Good afternoon, I am Dr. Amanda Berhaupt, the Health Policy Director at the National Center for Health Research. We are a nonprofit think tank that evaluates scientific evidence on the safety and efficacy of drugs, biologics, and medical devices. We do not accept funding from entities with a financial interest in our work, so we have no conflicts of interest. I am a proud FDA alumna and appreciate the chance to share NCHR’s concerns about the TALAPRO-2 trial at this important meeting.
In 2023, the FDA approved an indication for Talzenna in combination with Xtandi for patients with metastatic castration-resistant prostate cancer (mCRPC) with an HRR mutation. Patients in the TALAPRO-2 trial who received Talzenna + Xtandi reported a better quality of life for longer than Xtandi alone. We applaud this progress for the indicated use that benefits patients’ well-being.
An article from the National Cancer Institute in 2023 with study authors urged patients who receive this diagnosis should get genetic testing to identify inherited mutations ‘for drugs that can target the specific alterations that drive someone’s tumor, and for screening for germline alterations in families.’
We are here today to discuss the potential expansion of indication for use in patients without an HRR mutation, representing the majority of patients with metastatic castration-resistant prostate cancer (mCRPC).
As you know, there were two cohorts in the TALAPRO-2 trial:
- Cohort 1 or the “all-comers” included everyone regardless of genetic mutation.
- And Cohort 2 enrolled only patients with a positive result with a genetic mutation.
We agree with the FDA’s viewpoint that the study design of the trial demonstrates flaws that complicate parsing results to understand if and how this drug combination provided the same benefits identified for those with an HRR mutation.
As we’ve heard, Overall Survival improved for all-comers in Cohort 1. However, some patients in Cohort 1 did not know their HRRm status and subsequent testing indicated that many within this cohort had the mutation.
Only 7% of patients with a HRRm tumor and 9% with BRCAm tumor received subsequent PARPi in the control arm. This likely influenced the difference observed in Overall Survival.
Currently, PARPi are approved only for patients with those tumor mutations. Trials of other PARPi have not supported an all-comers indication. So, we agree with FDA scientists that data from trials of other PARP inhibitors in prostate cancer and the TALAPRO-2 trial that we are discussing this afternoon, strongly indicate that “efficacy of PARPi is attenuated, if not absent, in biomarker-negative patients.”
To evaluate the efficacy of this drug combination for patients with negative HRR test results, a larger sample size and adequate power are needed.

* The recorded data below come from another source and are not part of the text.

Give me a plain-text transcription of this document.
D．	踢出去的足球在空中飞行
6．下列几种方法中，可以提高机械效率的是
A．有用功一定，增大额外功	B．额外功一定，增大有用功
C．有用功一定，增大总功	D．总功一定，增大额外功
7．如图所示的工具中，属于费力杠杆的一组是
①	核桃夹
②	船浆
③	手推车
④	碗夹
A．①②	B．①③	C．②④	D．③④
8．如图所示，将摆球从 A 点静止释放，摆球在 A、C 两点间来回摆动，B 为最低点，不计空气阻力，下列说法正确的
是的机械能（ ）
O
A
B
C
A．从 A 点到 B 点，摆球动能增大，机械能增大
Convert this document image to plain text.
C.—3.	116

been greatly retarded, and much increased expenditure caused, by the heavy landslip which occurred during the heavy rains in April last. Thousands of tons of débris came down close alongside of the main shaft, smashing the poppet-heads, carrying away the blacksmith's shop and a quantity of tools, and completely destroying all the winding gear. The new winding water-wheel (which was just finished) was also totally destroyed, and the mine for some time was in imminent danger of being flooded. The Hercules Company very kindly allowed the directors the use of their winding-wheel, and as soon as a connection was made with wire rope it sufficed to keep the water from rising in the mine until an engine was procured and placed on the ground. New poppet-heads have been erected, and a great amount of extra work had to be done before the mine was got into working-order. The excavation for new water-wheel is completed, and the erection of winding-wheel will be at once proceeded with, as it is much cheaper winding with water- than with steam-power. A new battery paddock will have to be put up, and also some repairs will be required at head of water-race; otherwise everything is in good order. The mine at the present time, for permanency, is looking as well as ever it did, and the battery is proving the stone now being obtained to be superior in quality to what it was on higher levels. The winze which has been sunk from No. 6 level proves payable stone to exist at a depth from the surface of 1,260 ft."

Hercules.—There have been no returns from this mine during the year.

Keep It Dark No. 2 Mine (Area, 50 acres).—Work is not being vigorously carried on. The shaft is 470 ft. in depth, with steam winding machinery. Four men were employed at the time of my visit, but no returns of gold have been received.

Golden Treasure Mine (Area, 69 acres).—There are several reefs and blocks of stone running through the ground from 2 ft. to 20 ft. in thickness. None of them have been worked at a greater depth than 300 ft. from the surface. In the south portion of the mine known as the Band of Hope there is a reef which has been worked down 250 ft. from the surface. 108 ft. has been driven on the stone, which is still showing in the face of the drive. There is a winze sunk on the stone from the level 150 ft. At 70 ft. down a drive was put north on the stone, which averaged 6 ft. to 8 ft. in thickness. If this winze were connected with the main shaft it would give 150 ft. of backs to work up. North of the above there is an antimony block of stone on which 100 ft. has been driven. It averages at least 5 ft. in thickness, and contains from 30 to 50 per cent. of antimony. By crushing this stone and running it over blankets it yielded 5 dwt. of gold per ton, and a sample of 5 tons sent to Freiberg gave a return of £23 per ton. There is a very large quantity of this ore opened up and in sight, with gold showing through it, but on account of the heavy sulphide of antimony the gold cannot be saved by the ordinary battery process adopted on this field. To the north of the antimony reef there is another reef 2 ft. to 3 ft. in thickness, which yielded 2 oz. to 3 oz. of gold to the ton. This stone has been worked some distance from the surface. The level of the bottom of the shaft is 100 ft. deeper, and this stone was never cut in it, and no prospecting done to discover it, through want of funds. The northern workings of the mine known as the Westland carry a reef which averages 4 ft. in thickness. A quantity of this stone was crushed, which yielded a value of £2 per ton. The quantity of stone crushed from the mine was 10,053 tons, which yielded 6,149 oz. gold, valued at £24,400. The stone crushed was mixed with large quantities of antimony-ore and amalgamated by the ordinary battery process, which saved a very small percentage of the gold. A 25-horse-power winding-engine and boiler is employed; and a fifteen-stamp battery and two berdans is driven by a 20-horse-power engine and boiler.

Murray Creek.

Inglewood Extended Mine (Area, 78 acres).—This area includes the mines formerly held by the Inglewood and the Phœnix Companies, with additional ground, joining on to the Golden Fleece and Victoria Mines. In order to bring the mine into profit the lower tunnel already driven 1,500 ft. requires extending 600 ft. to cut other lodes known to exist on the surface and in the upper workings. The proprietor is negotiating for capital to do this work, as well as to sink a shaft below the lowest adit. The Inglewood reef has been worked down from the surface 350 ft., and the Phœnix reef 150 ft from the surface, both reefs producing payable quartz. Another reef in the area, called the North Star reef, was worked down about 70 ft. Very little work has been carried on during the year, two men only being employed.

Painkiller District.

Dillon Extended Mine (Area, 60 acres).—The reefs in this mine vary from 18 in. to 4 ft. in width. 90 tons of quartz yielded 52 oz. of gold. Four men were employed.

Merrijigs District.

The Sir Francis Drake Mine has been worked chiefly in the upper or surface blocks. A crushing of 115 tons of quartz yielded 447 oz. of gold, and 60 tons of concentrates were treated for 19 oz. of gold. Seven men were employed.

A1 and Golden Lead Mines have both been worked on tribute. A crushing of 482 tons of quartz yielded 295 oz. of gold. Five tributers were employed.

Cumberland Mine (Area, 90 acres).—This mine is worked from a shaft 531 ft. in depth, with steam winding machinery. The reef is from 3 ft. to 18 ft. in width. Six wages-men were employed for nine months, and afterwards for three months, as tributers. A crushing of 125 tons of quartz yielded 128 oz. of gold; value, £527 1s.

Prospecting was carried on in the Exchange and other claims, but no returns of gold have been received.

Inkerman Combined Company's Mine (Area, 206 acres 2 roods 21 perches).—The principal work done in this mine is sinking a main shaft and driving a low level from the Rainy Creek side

This is because it is a known predictive biomarker, and most mCRPC patients do not have that biomarker.
We also have Safety concerns from the TALAPRO-2 trial.
The combination of Talzenna and Xtandi led to greater toxicity in patients without genetic mutation than observed in the placebo group, with more incidences of high-grade and serious adverse reactions, which led some to discontinue treatment and reduce dosage.
Further, toxicity in patients without tumor mutations who received Talzenna and Xtandi, increased with age. This affects the risk:benefit ratio for biomarker negative patients, for whom any benefits are not statistically significant and may not be clinically meaningful.
Results also showed that by adding Talzenna to Xtandi in negative biomarker patients, there was increased risk for hematologic toxicity.
There were also higher rates of anemia, attributed to cytopenias (or a lower number of mature blood cells), which led to 52% of patients needing at least one blood transfusion.
Although the incidence of anemia and transfusions decreased over time, likely a result of lower dosage, the higher rate of adverse reactions can still lead to significant consequences for patients, particularly in a first-line disease setting where patients typically display minimal symptoms.
Comparisons across trials raise questions about whether adding Talzenna to Xtandi has a favorable benefit-risk profile in patients without HRRm.
Is this data sufficient to justify expanding the indication to include patients without this genetic mutation?
The reason is that while there were statistically significant improvements in radiologic Progression Free Survival and Overall Survival in Cohort 1, the study design limited the ability to examine the impact on patients without mutations. The study did not include an adequate sample of patients or statistical power to confidently answer that question.
This is important since most patients with mCRPC do not have a HRR mutation.
Just yesterday, Commissioner Makary made it clear that the FDA must not approve a product unless research confirms that the benefits outweigh the risks. It is not at all clear that the benefits outweigh the risks for an expanded indication of Talzenna and Xtandi to patients without the HRRm gene mutation. NCHR strongly recommends that the Applicant further research and explore whether the benefits outweigh the risks for this patient population.